Май он и на Ситхе май: потеплело, словно гнус поднялись на крыло, зароились, замельтешили в воздухе колибри. Сысой стоял в карауле у озера, до которого был поставлен новый заплот из сырого леса. На другом берегу алеуты, под началом приказчика, тоскливо готовились ставить продолжение стены – границы между крепостью и колошами. Сысой слышал двойной салют флагу донесшийся из бухты, затем ответные выстрелы с батареи. В это время бостонские корабли, обогнув Южную Америку, обычно приходили на Ситху. Через какое-то время к караульному приковылял Василий, все еще хромая и опираясь на палку, помахал другу свободной рукой, крикнул, задрав бороду:
– Таракана привезли! И еще двенадцать партовщиков с «Николы». У Тимохи бедняцкая борода до груди и волосы как у попа.

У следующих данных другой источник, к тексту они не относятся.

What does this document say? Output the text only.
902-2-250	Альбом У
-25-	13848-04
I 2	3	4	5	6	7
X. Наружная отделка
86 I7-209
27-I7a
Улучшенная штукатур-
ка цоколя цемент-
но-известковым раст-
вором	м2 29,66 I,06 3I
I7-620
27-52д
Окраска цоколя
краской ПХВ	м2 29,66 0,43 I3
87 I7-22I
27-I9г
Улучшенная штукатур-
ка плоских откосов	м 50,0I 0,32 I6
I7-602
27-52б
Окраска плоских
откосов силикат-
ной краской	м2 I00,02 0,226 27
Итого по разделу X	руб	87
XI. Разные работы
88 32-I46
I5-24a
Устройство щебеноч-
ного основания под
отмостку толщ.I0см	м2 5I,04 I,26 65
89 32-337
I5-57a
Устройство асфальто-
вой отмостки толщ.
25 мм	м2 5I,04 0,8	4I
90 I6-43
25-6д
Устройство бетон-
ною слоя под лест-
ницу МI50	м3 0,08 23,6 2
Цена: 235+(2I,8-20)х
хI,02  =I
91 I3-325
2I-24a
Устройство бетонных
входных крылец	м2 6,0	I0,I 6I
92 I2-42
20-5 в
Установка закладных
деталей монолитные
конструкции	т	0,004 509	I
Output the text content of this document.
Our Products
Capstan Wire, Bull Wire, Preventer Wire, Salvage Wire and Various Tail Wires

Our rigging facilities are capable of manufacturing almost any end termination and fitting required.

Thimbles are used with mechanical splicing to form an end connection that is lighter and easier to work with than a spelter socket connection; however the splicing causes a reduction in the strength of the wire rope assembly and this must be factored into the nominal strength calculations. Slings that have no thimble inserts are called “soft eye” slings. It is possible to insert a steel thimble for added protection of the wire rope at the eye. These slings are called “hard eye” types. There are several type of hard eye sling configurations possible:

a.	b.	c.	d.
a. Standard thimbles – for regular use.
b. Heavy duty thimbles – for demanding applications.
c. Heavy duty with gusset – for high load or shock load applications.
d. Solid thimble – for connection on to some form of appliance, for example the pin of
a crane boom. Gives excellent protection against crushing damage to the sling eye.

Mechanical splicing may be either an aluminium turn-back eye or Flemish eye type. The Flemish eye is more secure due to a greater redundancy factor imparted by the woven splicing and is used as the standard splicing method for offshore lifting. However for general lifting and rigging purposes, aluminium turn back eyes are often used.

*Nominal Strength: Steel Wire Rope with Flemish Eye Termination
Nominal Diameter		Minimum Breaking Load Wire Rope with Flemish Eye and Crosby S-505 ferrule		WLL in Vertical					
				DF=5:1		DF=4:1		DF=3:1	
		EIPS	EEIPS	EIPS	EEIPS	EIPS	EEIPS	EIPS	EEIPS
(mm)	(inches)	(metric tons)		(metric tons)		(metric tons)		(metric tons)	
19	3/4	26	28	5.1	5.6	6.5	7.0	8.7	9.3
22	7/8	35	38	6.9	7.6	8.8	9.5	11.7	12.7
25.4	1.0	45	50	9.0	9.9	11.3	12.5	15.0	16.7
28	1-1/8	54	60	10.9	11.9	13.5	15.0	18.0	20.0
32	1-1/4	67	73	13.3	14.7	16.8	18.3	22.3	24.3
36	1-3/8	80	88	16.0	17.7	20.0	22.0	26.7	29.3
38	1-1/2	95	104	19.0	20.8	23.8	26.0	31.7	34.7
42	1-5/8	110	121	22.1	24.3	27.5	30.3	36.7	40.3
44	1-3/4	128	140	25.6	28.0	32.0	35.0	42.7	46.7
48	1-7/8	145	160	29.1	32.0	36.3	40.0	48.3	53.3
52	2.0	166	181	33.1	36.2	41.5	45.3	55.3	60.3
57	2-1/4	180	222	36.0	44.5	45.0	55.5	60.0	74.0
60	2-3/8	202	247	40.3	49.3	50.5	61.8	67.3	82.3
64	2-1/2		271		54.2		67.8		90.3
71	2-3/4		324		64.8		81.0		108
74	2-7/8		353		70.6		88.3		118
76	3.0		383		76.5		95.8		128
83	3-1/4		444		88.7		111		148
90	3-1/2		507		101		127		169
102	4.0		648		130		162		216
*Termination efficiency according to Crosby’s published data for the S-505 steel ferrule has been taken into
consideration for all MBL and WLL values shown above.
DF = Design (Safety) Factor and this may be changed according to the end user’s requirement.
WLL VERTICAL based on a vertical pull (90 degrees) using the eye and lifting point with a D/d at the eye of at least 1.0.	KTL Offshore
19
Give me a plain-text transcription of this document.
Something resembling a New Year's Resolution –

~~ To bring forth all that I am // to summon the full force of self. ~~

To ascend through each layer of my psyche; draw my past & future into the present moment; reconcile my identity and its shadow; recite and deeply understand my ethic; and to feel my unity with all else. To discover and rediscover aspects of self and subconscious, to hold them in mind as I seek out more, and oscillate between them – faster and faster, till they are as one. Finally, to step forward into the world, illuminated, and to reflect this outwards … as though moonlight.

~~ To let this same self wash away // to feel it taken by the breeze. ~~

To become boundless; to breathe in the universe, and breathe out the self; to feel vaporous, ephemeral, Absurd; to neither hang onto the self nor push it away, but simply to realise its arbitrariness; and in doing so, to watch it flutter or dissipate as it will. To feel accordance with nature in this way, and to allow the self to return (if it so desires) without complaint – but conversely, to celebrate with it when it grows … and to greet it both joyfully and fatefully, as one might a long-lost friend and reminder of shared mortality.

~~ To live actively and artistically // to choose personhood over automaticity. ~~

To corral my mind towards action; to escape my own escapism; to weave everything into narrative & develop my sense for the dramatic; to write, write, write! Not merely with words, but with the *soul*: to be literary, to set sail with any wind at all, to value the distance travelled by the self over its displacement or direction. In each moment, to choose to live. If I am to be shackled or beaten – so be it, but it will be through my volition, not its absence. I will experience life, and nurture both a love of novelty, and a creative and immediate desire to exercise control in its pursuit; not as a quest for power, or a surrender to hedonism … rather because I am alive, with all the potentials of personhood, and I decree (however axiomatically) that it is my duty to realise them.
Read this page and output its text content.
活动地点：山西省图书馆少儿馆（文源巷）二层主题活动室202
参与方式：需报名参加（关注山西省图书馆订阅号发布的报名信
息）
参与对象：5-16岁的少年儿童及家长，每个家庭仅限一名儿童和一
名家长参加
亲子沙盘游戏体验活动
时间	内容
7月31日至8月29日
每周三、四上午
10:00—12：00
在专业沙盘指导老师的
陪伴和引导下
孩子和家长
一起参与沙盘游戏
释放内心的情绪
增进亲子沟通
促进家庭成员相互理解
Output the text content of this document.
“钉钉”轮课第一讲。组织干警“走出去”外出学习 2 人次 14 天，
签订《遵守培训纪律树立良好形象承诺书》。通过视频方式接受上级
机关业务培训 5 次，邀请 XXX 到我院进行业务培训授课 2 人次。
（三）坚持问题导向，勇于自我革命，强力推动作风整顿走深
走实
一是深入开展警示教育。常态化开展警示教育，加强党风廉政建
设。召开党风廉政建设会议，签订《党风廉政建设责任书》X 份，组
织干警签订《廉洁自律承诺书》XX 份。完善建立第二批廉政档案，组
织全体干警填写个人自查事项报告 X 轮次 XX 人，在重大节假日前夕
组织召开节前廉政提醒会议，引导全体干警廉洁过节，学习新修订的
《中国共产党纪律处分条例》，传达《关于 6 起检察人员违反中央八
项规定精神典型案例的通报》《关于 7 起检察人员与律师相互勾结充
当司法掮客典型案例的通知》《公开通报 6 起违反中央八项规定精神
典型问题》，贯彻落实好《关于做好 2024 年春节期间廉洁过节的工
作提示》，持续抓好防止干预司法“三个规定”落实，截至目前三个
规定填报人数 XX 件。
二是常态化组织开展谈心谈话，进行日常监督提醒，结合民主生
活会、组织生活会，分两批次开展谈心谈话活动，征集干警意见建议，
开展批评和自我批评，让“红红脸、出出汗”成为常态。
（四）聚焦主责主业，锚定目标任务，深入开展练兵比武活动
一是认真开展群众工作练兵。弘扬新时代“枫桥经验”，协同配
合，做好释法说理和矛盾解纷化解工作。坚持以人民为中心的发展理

– Кто привез? – свесившись со стены, спросил скучавший в карауле Сысой.
– Капитан Браун с «Лидии» выкупил всех.
– А другой кто?
– «Окейн» под началом Натана Виншипа. Хочешь повидаться с бывшим старпомом?
Сысой сплюнул, показывая, насколько ему любопытна встреча с бостонскими спутниками по вояжу, между тем обеспокоенно завертел головой.
– И что случилось с Тараканом?
– Был в плену у диких! Вечером Бырыма устроит пирушку, все узнаем.
Дневная смена тянулась как сырая ночь на подмостках. Сысой едва дождался ее конца и, не заходя в казарму, поднялся к правителю. Караульный в сенях беспрепятственно пропустил его. Веселье было в разгаре, за столом сидели Баранов с Кусковым, старовояжные служащие, выкупленные партовщики, верные тойоны и бостонские капитаны, прибывшие на Ситху. Тимофей Тараканов, уже побритый, с подрезанными волосами, сидел против Баранова в самой середине застолья. Натан лупоглазо уставился на вошедшего передовщика и растянул в усмешке скошенный акулий рот. Сысой ответил ему презрительным взглядом, подошел к Тимофею. Друзья крепко обнялись, служащие подвинулись, освобождая место. Сысой сел, кусковская Катерина поставила перед ним чарку и наполнила ромом.